The geometric interpretation of a vector-valued function in 3D space is that it describes a curve or path traced out by the function as the parameter varies.

A parametric representation of a curve expresses the coordinates of the points on the curve as functions of a parameter, typically denoted as \( t \). For example, \( x(t) \) and \( y(t) \) define the curve in the xy-plane.

A scalar function maps inputs to a single real number, while a vector-valued function maps inputs to a vector in a multi-dimensional space.

To find the derivative of a vector-valued function \( \mathbf{r}(t) = \langle x(t), y(t), z(t) \rangle \), differentiate each component with respect to \( t \): \( \mathbf{r}'(t) = \langle x'(t), y'(t), z'(t) \rangle \).

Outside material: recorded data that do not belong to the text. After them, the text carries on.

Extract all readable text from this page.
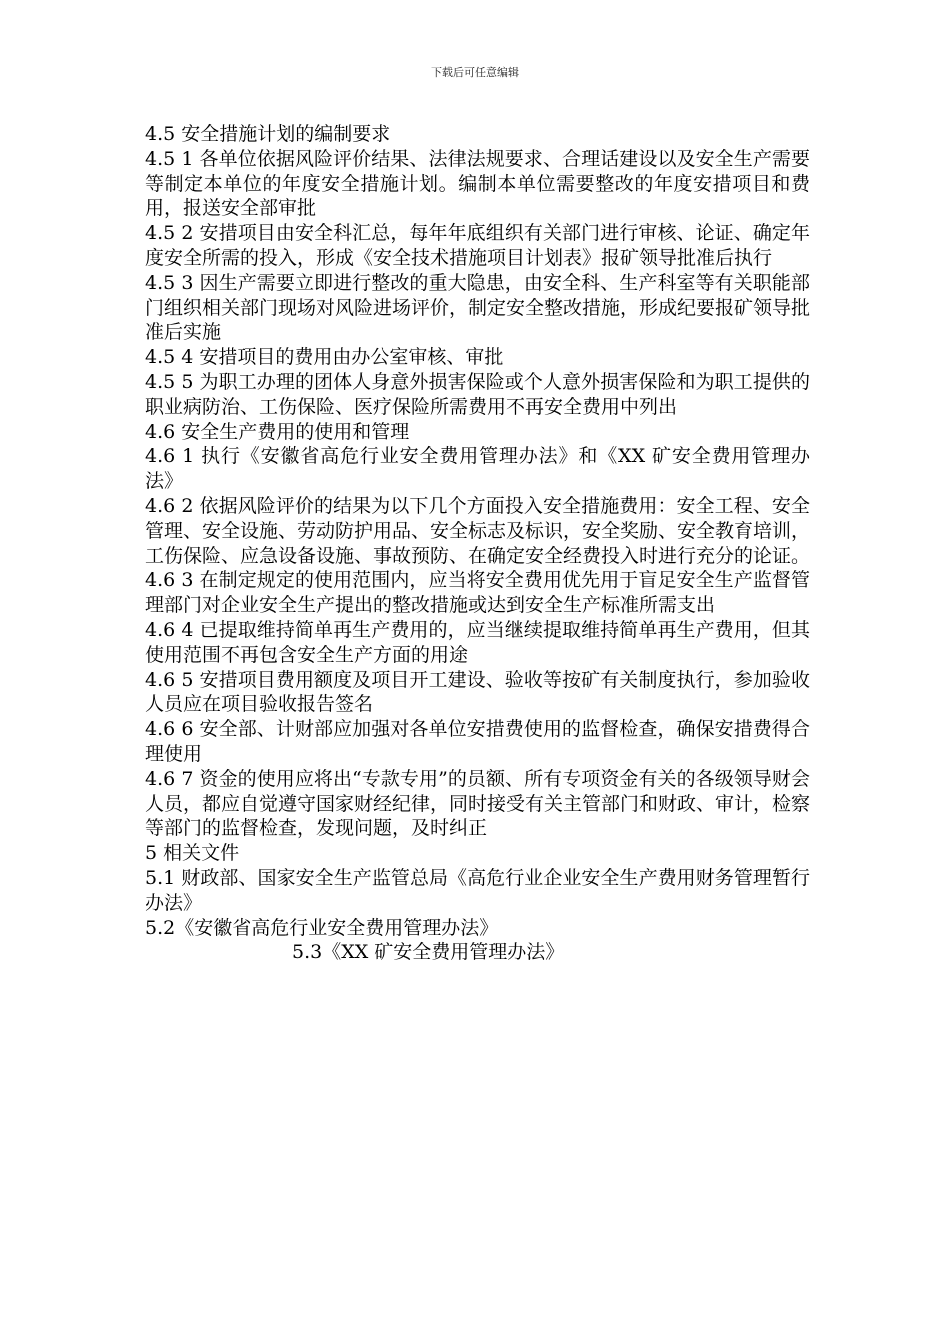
下载后可任意编辑

4.5 安全措施计划的编制要求

4.5 1 各单位依据风险评价结果、法律法规要求、合理话建设以及安全生产需要等制定本单位的年度安全措施计划。编制本单位需要整改的年度安措项目和费用，报送安全部审批

4.5 2 安措项目由安全科汇总，每年年底组织有关部门进行审核、论证、确定年度安全所需的投入，形成《安全技术措施项目计划表》报矿领导批准后执行

4.5 3 因生产需要立即进行整改的重大隐患，由安全科、生产科室等有关职能部门组织相关部门现场对风险进场评价，制定安全整改措施，形成纪要报矿领导批准后实施

4.5 4 安措项目的费用由办公室审核、审批

4.5 5 为职工办理的团体人身意外损害保险或个人意外损害保险和为职工提供的职业病防治、工伤保险、医疗保险所需费用不再安全费用中列出

4.6 安全生产费用的使用和管理

4.6 1 执行《安徽省高危行业安全费用管理办法》和《XX 矿安全费用管理办法》

4.6 2 依据风险评价的结果为以下几个方面投入安全措施费用：安全工程、安全管理、安全设施、劳动防护用品、安全标志及标识，安全奖励、安全教育培训，工伤保险、应急设备设施、事故预防、在确定安全经费投入时进行充分的论证。

4.6 3 在制定规定的使用范围内，应当将安全费用优先用于盲足安全生产监督管理部门对企业安全生产提出的整改措施或达到安全生产标准所需支出

4.6 4 已提取维持简单再生产费用的，应当继续提取维持简单再生产费用，但其使用范围不再包含安全生产方面的用途

4.6 5 安措项目费用额度及项目开工建设、验收等按矿有关制度执行，参加验收人员应在项目验收报告签名

4.6 6 安全部、计财部应加强对各单位安措费使用的监督检查，确保安措费得合理使用

4.6 7 资金的使用应将出“专款专用”的员额、所有专项资金有关的各级领导财会人员，都应自觉遵守国家财经纪律，同时接受有关主管部门和财政、审计，检察等部门的监督检查，发现问题，及时纠正

5 相关文件

5.1 财政部、国家安全生产监管总局《高危行业企业安全生产费用财务管理暂行办法》

5.2《安徽省高危行业安全费用管理办法》

5.3《XX 矿安全费用管理办法》
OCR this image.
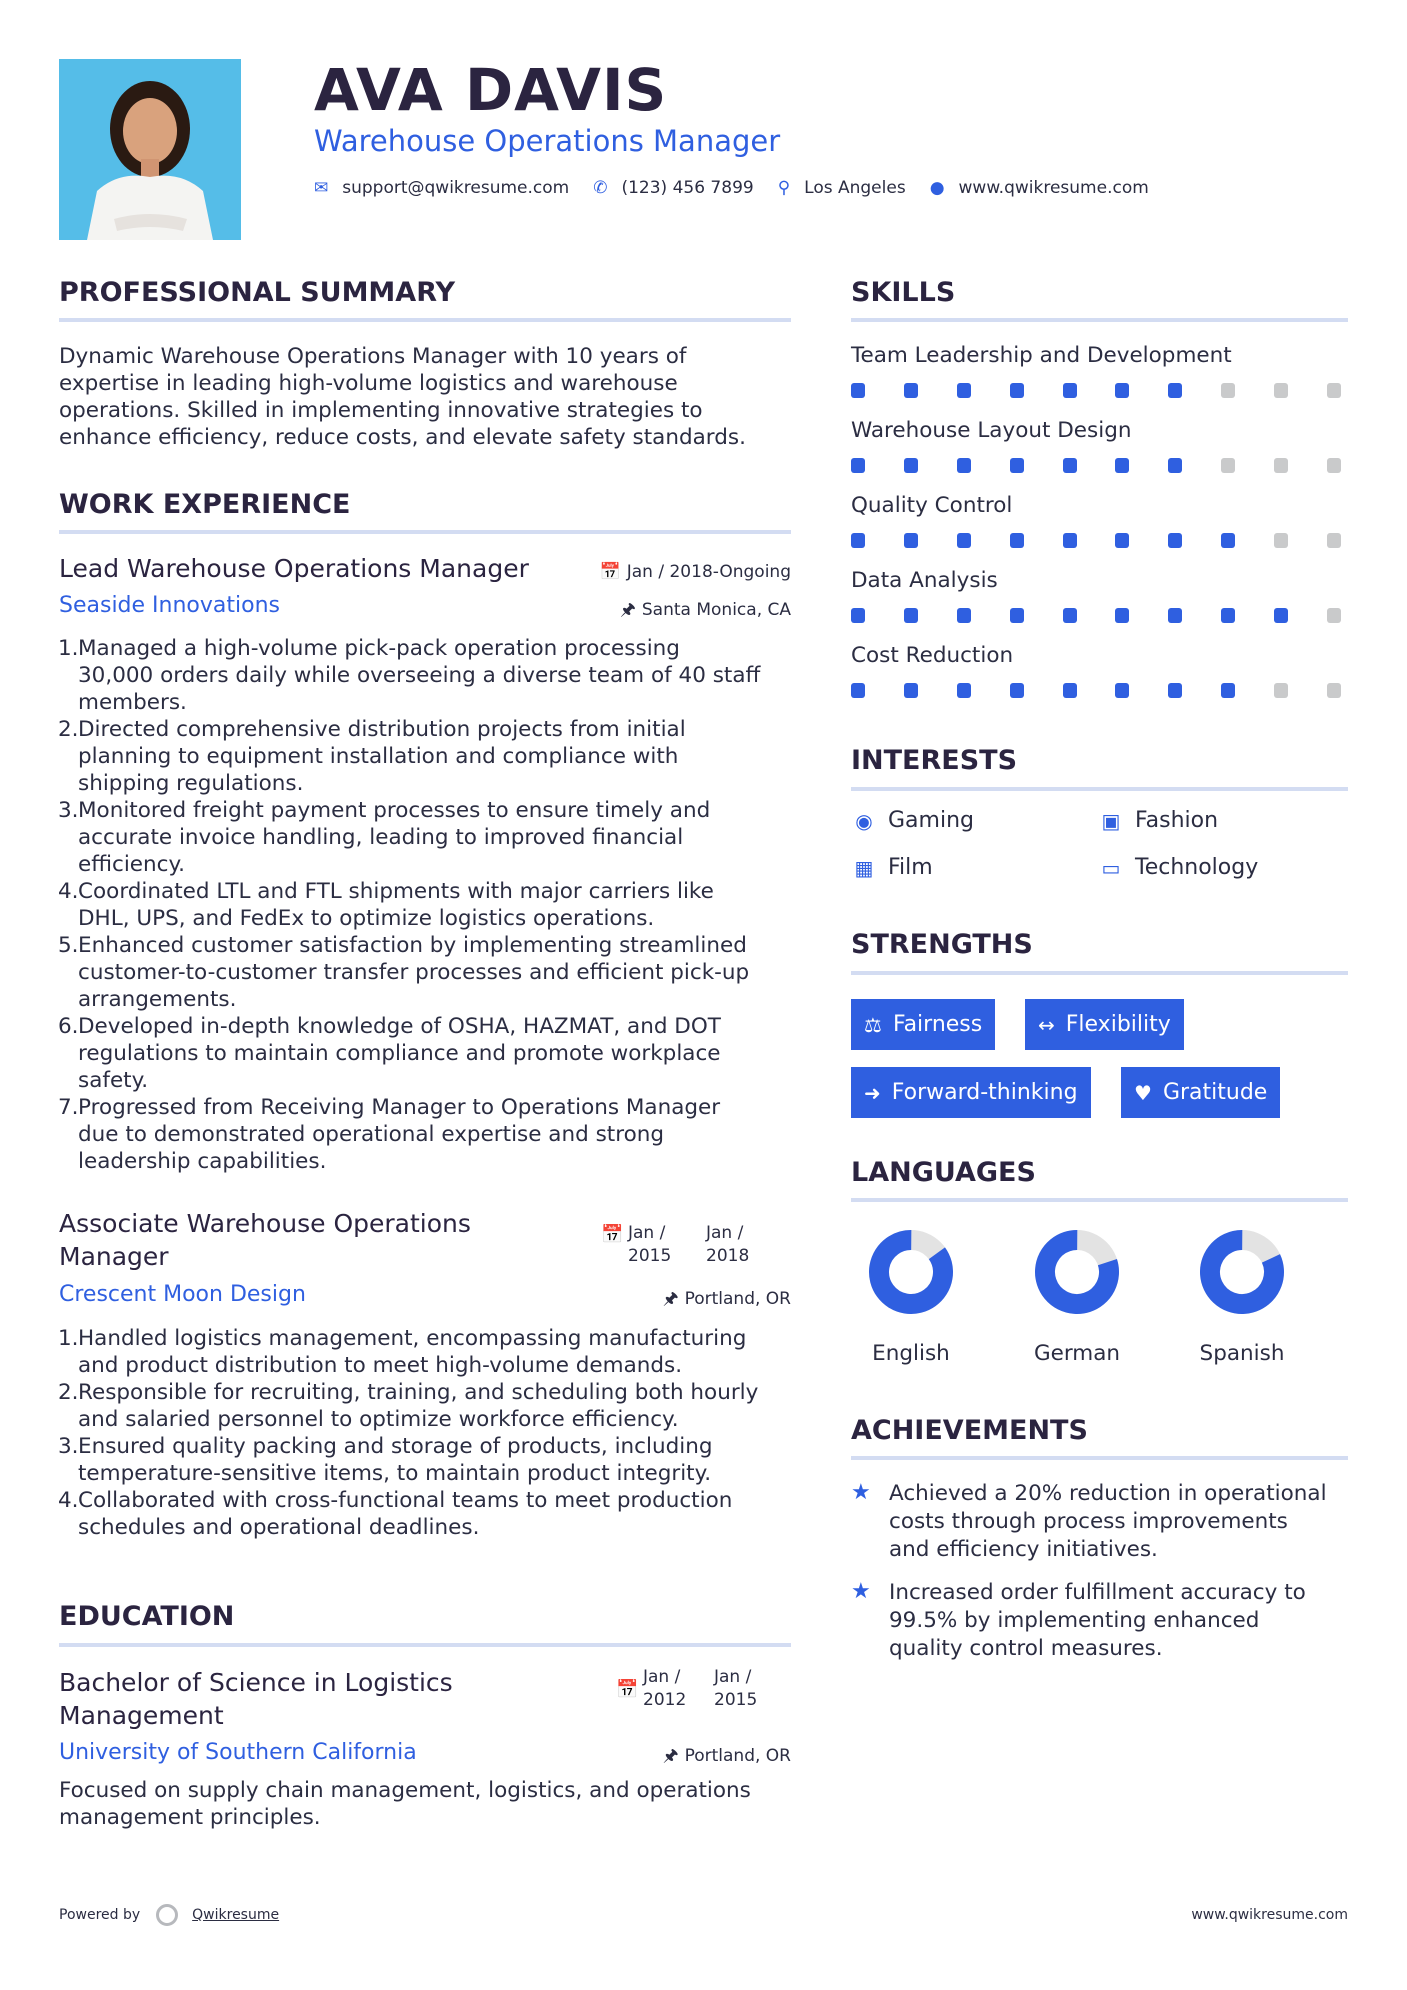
AVA DAVIS
Warehouse Operations Manager
✉ support@qwikresume.com ✆ (123) 456 7899 ⚲ Los Angeles ● www.qwikresume.com
PROFESSIONAL SUMMARY
Dynamic Warehouse Operations Manager with 10 years of
expertise in leading high-volume logistics and warehouse
operations. Skilled in implementing innovative strategies to
enhance efficiency, reduce costs, and elevate safety standards.
WORK EXPERIENCE
Lead Warehouse Operations Manager	📅 Jan / 2018-Ongoing
Seaside Innovations	🖈 Santa Monica, CA
1. Managed a high-volume pick-pack operation processing
30,000 orders daily while overseeing a diverse team of 40 staff
members.
2. Directed comprehensive distribution projects from initial
planning to equipment installation and compliance with
shipping regulations.
3. Monitored freight payment processes to ensure timely and
accurate invoice handling, leading to improved financial
efficiency.
4. Coordinated LTL and FTL shipments with major carriers like
DHL, UPS, and FedEx to optimize logistics operations.
5. Enhanced customer satisfaction by implementing streamlined
customer-to-customer transfer processes and efficient pick-up
arrangements.
6. Developed in-depth knowledge of OSHA, HAZMAT, and DOT
regulations to maintain compliance and promote workplace
safety.
7. Progressed from Receiving Manager to Operations Manager
due to demonstrated operational expertise and strong
leadership capabilities.
Associate Warehouse Operations
Manager
📅 Jan /
2015
Jan /
2018
Crescent Moon Design	🖈 Portland, OR
1. Handled logistics management, encompassing manufacturing
and product distribution to meet high-volume demands.
2. Responsible for recruiting, training, and scheduling both hourly
and salaried personnel to optimize workforce efficiency.
3. Ensured quality packing and storage of products, including
temperature-sensitive items, to maintain product integrity.
4. Collaborated with cross-functional teams to meet production
schedules and operational deadlines.
EDUCATION
Bachelor of Science in Logistics
Management
📅
Jan /
2012
Jan /
2015
University of Southern California	🖈 Portland, OR
Focused on supply chain management, logistics, and operations
management principles.
SKILLS
Team Leadership and Development
Warehouse Layout Design
Quality Control
Data Analysis
Cost Reduction
INTERESTS
◉ Gaming	▣ Fashion
▦ Film	▭ Technology
STRENGTHS
⚖ Fairness	↔ Flexibility
➜ Forward-thinking	♥ Gratitude
LANGUAGES
English	German	Spanish
ACHIEVEMENTS
★ Achieved a 20% reduction in operational
costs through process improvements
and efficiency initiatives.
★ Increased order fulfillment accuracy to
99.5% by implementing enhanced
quality control measures.
Powered by	Qwikresume	www.qwikresume.com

The arc length \( L \) of a curve defined by a vector-valued function \( \mathbf{r}(t) \) from \( t=a \) to \( t=b \) is given by the integral: \( L = \int_a^b ||\mathbf{r}'(t)|| dt \).

A quadric surface is a second-degree algebraic surface in three-dimensional space, defined by a quadratic equation in three variables, such as \( Ax^2 + By^2 + Cz^2 + Dxy + Exz + Fyz + Gx + Hy + Iz + J = 0 \).